Schnabel and Kindermann (1983) recorded mean maximal oxygen uptakes of 60.6 ml/kg/mm. and 59.5ml/kg/mm. for groups of sprinters with mean bests for the 400 of 45.6 and 48.0 seconds, respectively. A 400 runner with a best of 46.7 had a reported aerobic power of 55.2 ml/kg/min. (Withers, et al, 1977). This compares to a mean of 56.15 ml/kg/min. for world-class sprinters with a mean 100 time of 10.23 (10.16-10.31) (Barnes, 1981) and means of 63.6 and 69.8 ml/kg/min. for national-class (1:49.5-1:53.7) Canadian and Finnish 800 runners (McKenzie, et al., 1982; Rusko, et al., 1978). Long distance runners had reported mean maximal oxygen uptakes in the high-70s (BoiIeau, et al., 1982; CostilI, et al., 1973; Rusko, et al., 1978).


On the basis of the available information, it is possible to conclude that:

1. Success in the 400 is highly dependent upon a veryhigh ability to produce energy via anaerobic glycolysis, with the accompanying lactate acidosis. When comparingheterogeneous groups of runners, the anaerobic capacity of the athlete is the main determinant of superior ability to run the 400.

2. More successful 400 runners are characterized by superior sprint speed.
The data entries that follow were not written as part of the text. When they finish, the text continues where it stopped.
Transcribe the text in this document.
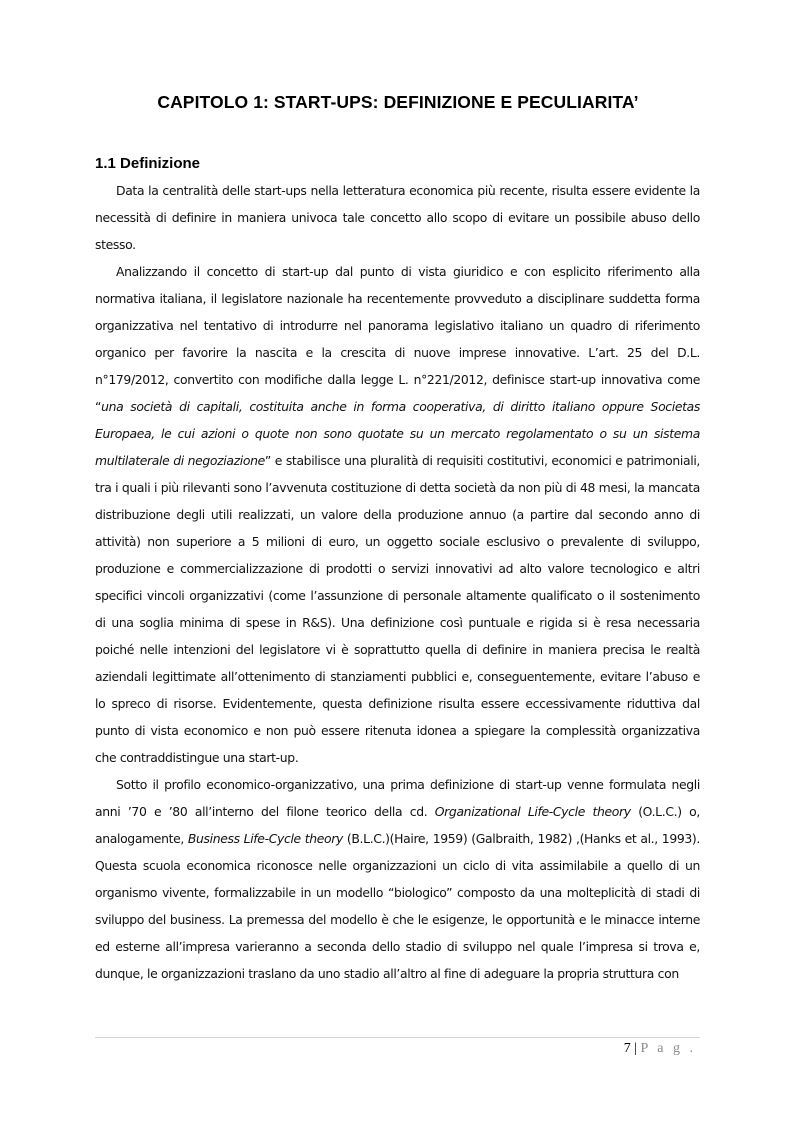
CAPITOLO 1: START-UPS: DEFINIZIONE E PECULIARITA’
1.1 Definizione

Data la centralità delle start-ups nella letteratura economica più recente, risulta essere evidente la necessità di definire in maniera univoca tale concetto allo scopo di evitare un possibile abuso dello stesso.

Analizzando il concetto di start-up dal punto di vista giuridico e con esplicito riferimento alla normativa italiana, il legislatore nazionale ha recentemente provveduto a disciplinare suddetta forma organizzativa nel tentativo di introdurre nel panorama legislativo italiano un quadro di riferimento organico per favorire la nascita e la crescita di nuove imprese innovative. L’art. 25 del D.L. n°179/2012, convertito con modifiche dalla legge L. n°221/2012, definisce start-up innovativa come “una società di capitali, costituita anche in forma cooperativa, di diritto italiano oppure Societas Europaea, le cui azioni o quote non sono quotate su un mercato regolamentato o su un sistema multilaterale di negoziazione” e stabilisce una pluralità di requisiti costitutivi, economici e patrimoniali, tra i quali i più rilevanti sono l’avvenuta costituzione di detta società da non più di 48 mesi, la mancata distribuzione degli utili realizzati, un valore della produzione annuo (a partire dal secondo anno di attività) non superiore a 5 milioni di euro, un oggetto sociale esclusivo o prevalente di sviluppo, produzione e commercializzazione di prodotti o servizi innovativi ad alto valore tecnologico e altri specifici vincoli organizzativi (come l’assunzione di personale altamente qualificato o il sostenimento di una soglia minima di spese in R&S). Una definizione così puntuale e rigida si è resa necessaria poiché nelle intenzioni del legislatore vi è soprattutto quella di definire in maniera precisa le realtà aziendali legittimate all’ottenimento di stanziamenti pubblici e, conseguentemente, evitare l’abuso e lo spreco di risorse. Evidentemente, questa definizione risulta essere eccessivamente riduttiva dal punto di vista economico e non può essere ritenuta idonea a spiegare la complessità organizzativa che contraddistingue una start-up.

Sotto il profilo economico-organizzativo, una prima definizione di start-up venne formulata negli anni ’70 e ’80 all’interno del filone teorico della cd. Organizational Life-Cycle theory (O.L.C.) o, analogamente, Business Life-Cycle theory (B.L.C.)(Haire, 1959) (Galbraith, 1982) ,(Hanks et al., 1993). Questa scuola economica riconosce nelle organizzazioni un ciclo di vita assimilabile a quello di un organismo vivente, formalizzabile in un modello “biologico” composto da una molteplicità di stadi di sviluppo del business. La premessa del modello è che le esigenze, le opportunità e le minacce interne ed esterne all’impresa varieranno a seconda dello stadio di sviluppo nel quale l’impresa si trova e, dunque, le organizzazioni traslano da uno stadio all’altro al fine di adeguare la propria struttura con

7 | P a g .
When comparing homogeneous groups of runners characterized by a very high anaerobic capacity, those who are faster over shorter distances tend to also be faster in the 400.

3. More successful 400 runners may be characterized by superior alactate anaerobic capacity. It may be that those runners who are able to produce more energy in the early stages of the race, via the splitting of high energy phosphates, are more successful.

4. Successful 400 runners are characterized by an anaerobic power similar to that of other athletes who participate in sports requiring a combination of speed and aerobic endurance (for example, soccer and basketball). A very high maximum oxygen uptake is not advantageous, and may even be detrimental, to high-level performance.

Consequently, those training methods that most effectively increase the athlete’s alactate anaerobic power and capacity and the capacity of the lactacid anaerobic energy system will produce the fastest times. The challenge to the coach and the sports scientist is to discover those methods.